Officers plan strong message encouraging use of seatbelts
PASSING THE TEST n Gideon K. Chepkwony of Kenya, currently a Meridian Community College student, was one of dozens of drivers checked at roadside safety check points by officer Jay Arrington Monday. The checks are part of the nation's largest crackdown on drivers who violate seatbelt laws. Below, Deputy Joe Boman has zero tolerance for drivers who are not wearing their seatbelts. Photo by Marianne Todd/The Meridian Star
By Marianne Todd/The Meridian Star
May 22, 2001
Lauderdale County Maj. Ward Calhoun is just one of dozens of local law enforcement officers who are fed up with drivers who refuse to wear their seatbelts.

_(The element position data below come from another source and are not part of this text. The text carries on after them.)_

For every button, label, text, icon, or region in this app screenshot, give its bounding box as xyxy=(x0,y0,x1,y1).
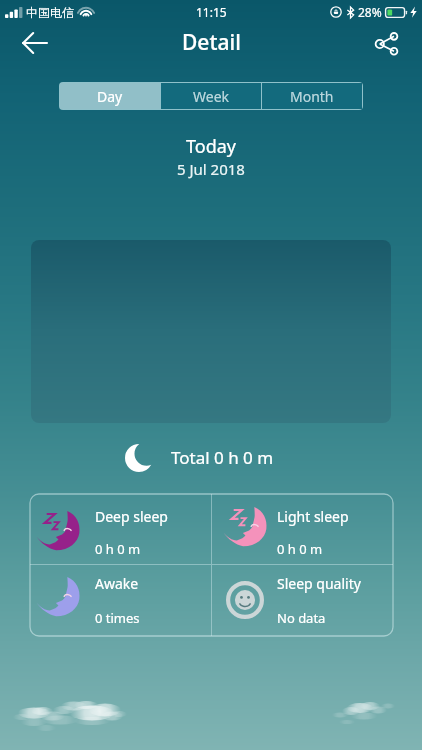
button[interactable]: Deep sleep xyxy=(30,494,211,564)
button[interactable]: Day xyxy=(60,83,160,109)
staticText: Today xyxy=(186,134,236,159)
staticText: Detail xyxy=(182,28,241,57)
staticText: 0 h 0 m xyxy=(277,540,323,558)
button[interactable]: Back xyxy=(13,21,57,65)
button[interactable]: Sleep quality xyxy=(212,565,393,636)
staticText: 0 times xyxy=(95,609,140,627)
staticText: 中国电信 xyxy=(26,5,74,20)
staticText: 28% xyxy=(358,4,382,20)
staticText: No data xyxy=(277,609,326,627)
staticText: 0 h 0 m xyxy=(95,540,141,558)
staticText: Month xyxy=(290,87,334,106)
staticText: Week xyxy=(193,87,230,106)
button[interactable]: Week xyxy=(161,83,261,109)
staticText: Day xyxy=(97,87,123,106)
staticText: Awake xyxy=(95,574,139,593)
staticText: Light sleep xyxy=(277,507,349,526)
staticText: Deep sleep xyxy=(95,507,168,526)
button[interactable]: Month xyxy=(262,83,362,109)
button[interactable]: Light sleep xyxy=(212,494,393,564)
staticText: 11:15 xyxy=(196,4,227,20)
staticText: 5 Jul 2018 xyxy=(177,159,245,179)
staticText: Total 0 h 0 m xyxy=(171,446,274,469)
button[interactable]: Awake xyxy=(30,565,211,636)
staticText: Sleep quality xyxy=(277,574,361,593)
button[interactable]: Share xyxy=(364,21,408,65)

Calhoun, deputies with his department and officers with the Meridian Police Department are joining "Click It or Ticket," a two-week national effort the largest in the nation's history to cite seatbelt violators, issue warnings and educate the public on seatbelt use.
Meridian Police Capt. Tommy Miller shares Calhoun's sentiments.
City officials estimate 64 percent of drivers regularly wear their seatbelts, Miller said. In the county, the figures are lower, with an average of half of all drivers not wearing seatbelts, Calhoun said.
Both Miller and Calhoun said their collective goal is to write as many seatbelt citations as possible, letting the public know they're serious about enforcing the law.
Calhoun said his deputies will show no mercy.
Miller said anyone who has a primary offense, such as no driver's license, a suspended license, no tag, expired tag or equipment violation had better beware.
To pass the roadside safety check, drivers should be armed with a valid driver's license, proof of motor vehicle insurance, current vehicle registration, tag and inspection sticker and their seatbelt clicked in place.
Marianne Todd is a staff writer for The Meridian Star. Call her at 693-1551, ext. 3236, or e-mail her at firstname.lastname@example.org.
Did you know?
In 1999, 43 of the 60 children in Mississippi who died in car accidents were unrestrained.
Last year, 556 of the 746 adults in Mississippi died in car accidents while not wearing a seatbelt.
When a driver is buckled, restraint use for children up to age 4 is 86 percent; when a driver is unbuckled, child restraint use drops to 26 percent.
During the Memorial Day weekend, 10,000 law enforcement agencies nationwide will intensify seatbelt enforcement in every state to lower these figures.
Safety experts predict that the Click It or Ticket campaign will prevent an estimated 10,427 injuries and save more than 600 lives each year as a result of increased seatbelt use.